7.6 ASSUMPTIONS OF THE GAME MODEL.
In above discussions we have reviewed the game theoretical approaches to privacy issues in data mining. We present the basic elements of some proposed game models in Table 2.
Most of the proposed approaches adopt the following research paradigm:
the elements of the game, namely the players, the actions and the payoffs;
• determine the type of the game: static or dynamic, complete information or incomplete information;
• solve the game to and equilibriums;
• analyze the equilibriums to obtain some implications for practice.
CONCLUSION
Four different user roles that are commonly involved in data mining applications, i.e. data provider, data collector, data miner and decision maker. Each user role has its own privacy concerns, hence the privacy-preserving approaches adopted by one user role are generally different from those adopted by others: For data provider, his privacy preserving objective is to effectively control the amount of sensitive data revealed to others.
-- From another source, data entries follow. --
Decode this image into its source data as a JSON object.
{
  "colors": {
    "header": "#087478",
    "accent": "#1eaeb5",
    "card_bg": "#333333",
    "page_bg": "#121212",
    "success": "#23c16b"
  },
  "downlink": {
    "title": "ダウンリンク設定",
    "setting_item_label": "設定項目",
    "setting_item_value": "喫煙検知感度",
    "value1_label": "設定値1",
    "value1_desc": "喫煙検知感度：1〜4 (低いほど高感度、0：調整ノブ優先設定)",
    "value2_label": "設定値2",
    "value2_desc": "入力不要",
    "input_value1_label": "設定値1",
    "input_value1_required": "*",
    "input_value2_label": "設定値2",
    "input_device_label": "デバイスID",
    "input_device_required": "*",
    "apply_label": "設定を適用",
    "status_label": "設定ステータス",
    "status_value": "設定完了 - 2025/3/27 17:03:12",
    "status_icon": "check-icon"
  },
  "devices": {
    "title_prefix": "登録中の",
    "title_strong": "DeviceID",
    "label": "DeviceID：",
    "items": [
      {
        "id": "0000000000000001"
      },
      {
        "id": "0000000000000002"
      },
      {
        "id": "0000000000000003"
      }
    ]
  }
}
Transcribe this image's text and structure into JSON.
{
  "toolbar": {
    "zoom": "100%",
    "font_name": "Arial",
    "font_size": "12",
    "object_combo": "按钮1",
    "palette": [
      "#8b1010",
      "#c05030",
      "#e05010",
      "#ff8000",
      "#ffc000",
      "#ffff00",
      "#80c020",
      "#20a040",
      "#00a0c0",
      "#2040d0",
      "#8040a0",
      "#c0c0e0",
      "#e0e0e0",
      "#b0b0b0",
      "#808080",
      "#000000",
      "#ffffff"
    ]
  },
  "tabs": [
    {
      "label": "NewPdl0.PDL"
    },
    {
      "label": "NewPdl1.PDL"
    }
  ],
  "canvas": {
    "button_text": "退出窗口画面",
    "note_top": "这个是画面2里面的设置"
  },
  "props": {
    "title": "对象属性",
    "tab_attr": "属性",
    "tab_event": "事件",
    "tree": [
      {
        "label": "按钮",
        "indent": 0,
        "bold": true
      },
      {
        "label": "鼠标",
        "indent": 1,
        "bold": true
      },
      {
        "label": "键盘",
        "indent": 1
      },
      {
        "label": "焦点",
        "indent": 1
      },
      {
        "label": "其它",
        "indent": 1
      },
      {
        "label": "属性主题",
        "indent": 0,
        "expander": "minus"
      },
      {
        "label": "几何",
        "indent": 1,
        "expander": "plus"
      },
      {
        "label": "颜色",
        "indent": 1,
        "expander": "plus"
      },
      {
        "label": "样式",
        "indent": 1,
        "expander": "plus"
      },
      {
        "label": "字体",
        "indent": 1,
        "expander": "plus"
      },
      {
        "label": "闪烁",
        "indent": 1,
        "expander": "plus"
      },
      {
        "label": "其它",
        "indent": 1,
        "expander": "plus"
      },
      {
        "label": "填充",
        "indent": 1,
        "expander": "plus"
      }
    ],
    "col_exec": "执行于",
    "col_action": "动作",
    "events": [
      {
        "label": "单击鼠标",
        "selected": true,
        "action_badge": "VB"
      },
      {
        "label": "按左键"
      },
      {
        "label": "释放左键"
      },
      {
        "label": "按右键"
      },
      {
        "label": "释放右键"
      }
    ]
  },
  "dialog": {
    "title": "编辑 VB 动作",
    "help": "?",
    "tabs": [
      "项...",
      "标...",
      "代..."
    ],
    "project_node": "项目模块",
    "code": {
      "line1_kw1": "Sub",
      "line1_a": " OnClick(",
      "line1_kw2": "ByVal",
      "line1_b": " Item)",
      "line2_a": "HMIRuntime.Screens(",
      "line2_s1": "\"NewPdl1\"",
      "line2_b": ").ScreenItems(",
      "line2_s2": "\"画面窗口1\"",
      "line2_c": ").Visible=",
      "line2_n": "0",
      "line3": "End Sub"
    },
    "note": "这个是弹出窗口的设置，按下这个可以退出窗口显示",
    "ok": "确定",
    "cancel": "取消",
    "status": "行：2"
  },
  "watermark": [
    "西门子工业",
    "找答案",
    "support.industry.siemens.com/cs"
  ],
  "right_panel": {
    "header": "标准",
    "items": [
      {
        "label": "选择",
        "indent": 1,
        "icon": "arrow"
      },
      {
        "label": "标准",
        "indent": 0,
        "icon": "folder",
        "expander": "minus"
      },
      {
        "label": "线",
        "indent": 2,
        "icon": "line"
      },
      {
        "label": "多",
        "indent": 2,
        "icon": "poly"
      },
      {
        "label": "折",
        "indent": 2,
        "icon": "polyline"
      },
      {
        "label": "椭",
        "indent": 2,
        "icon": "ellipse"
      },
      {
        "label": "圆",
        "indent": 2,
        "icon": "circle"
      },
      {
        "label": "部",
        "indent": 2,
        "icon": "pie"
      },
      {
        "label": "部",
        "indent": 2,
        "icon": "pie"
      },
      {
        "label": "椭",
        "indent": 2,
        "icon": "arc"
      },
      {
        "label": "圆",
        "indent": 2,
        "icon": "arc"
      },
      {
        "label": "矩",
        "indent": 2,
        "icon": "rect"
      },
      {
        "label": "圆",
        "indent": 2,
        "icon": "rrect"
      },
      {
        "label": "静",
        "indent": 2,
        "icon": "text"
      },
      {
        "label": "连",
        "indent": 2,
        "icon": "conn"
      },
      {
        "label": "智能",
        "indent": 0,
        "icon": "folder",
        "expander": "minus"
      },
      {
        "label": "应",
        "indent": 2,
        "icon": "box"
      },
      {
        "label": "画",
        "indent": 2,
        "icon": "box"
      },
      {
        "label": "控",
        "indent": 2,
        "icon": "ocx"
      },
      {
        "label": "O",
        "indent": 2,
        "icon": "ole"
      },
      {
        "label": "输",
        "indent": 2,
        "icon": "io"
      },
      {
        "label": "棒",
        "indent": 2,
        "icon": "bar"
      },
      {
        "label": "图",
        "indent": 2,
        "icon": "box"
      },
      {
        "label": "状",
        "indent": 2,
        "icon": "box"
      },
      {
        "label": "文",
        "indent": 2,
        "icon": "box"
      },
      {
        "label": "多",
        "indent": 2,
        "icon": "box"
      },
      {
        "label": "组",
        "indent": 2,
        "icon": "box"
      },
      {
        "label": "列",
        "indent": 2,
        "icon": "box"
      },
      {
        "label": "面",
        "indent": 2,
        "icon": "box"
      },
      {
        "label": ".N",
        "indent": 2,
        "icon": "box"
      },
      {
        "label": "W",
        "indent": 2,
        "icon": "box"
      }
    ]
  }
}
To achieve this goal, he can utilize security tools to limit other's access to his data, sell his data at auction to get enough compensations for privacy loss, or falsify his data to hide his true identity. For data collector, his privacy-preserving objective is to release useful data to data miners without disclosing data providers' identities and sensitive information about them. To achieve this goal, he needs to develop proper privacy models to quantify the possible loss of privacy under different attacks, and apply anonymization techniques to the data. For data miner, his privacy-preserving objective is to get correct data mining results while keep sensitive information undisclosed either in the process of data mining or in the mining results. To achieve this goal, he can choose a proper method to modify the data before certain mining algorithms are applied to, or utilize secure computation protocols to ensure the safety of private data and sensitive information contained in the learned model. For decision maker, his privacy-preserving objective is to make a correct judgement about the credibility of the data mining results he's got. To achieve this goal, he can utilize provenance techniques to trace back the history of the received information, or build classifier to discriminate true information from false information.